While it seems like OpenAI is on Musk’s target list, the billionaire is still worried about AI reaching singularity.

The word “singularity” is making waves around the world as artificial intelligence advances in ways only seen in science fiction – but what does it actually mean?

In simple terms, singularity describes a hypothetical future where technology surpasses human intelligence and changes the path of our evolution.

Experts have said that once AI reaches this point, it will be able to innovate much faster than humans.

There are two ways progress can proceed, with the first leading to humans and machines working together to create a world better suited to humanity.

For example, people could scan their consciousness and store it in a computer where they will live forever.

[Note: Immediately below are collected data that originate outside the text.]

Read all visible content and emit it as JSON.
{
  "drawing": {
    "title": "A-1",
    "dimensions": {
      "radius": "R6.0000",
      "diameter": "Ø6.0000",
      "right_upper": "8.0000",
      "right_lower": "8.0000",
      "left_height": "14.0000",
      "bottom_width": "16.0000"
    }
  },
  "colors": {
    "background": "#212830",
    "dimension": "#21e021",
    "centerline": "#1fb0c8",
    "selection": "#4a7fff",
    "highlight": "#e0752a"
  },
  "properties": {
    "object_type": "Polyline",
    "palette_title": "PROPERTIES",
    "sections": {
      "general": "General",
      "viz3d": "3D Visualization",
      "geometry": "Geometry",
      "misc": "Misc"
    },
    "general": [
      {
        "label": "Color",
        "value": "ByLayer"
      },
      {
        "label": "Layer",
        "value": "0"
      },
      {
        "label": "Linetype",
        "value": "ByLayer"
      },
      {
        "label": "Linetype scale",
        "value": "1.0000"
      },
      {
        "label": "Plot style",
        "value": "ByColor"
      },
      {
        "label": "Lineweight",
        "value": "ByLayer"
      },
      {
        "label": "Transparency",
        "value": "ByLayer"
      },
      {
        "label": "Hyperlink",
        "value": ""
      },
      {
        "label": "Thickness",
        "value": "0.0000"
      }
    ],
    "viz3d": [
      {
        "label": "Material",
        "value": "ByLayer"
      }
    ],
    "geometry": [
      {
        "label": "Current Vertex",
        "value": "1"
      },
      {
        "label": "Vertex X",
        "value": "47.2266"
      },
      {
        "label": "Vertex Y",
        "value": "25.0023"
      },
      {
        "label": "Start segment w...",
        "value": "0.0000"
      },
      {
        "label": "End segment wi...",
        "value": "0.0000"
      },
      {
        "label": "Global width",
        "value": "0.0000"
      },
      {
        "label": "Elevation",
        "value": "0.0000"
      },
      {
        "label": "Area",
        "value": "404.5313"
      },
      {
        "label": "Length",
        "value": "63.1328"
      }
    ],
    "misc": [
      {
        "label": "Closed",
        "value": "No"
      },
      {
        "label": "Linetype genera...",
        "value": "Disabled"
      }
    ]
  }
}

The second scenario is that AI becomes more powerful than humans, takes control and enslaves humans – but if this is true, it is way off in the distant future.

Researchers are now looking for signs that AI is reaching singularity, such as the technology’s ability to translate speech with the accuracy of a human and complete tasks faster.

Former Google engineer Ray Kurzweil predicts singularity will be reached in 2045.

He has made 147 predictions about technological progress since the early 1990s and 86 percent were right.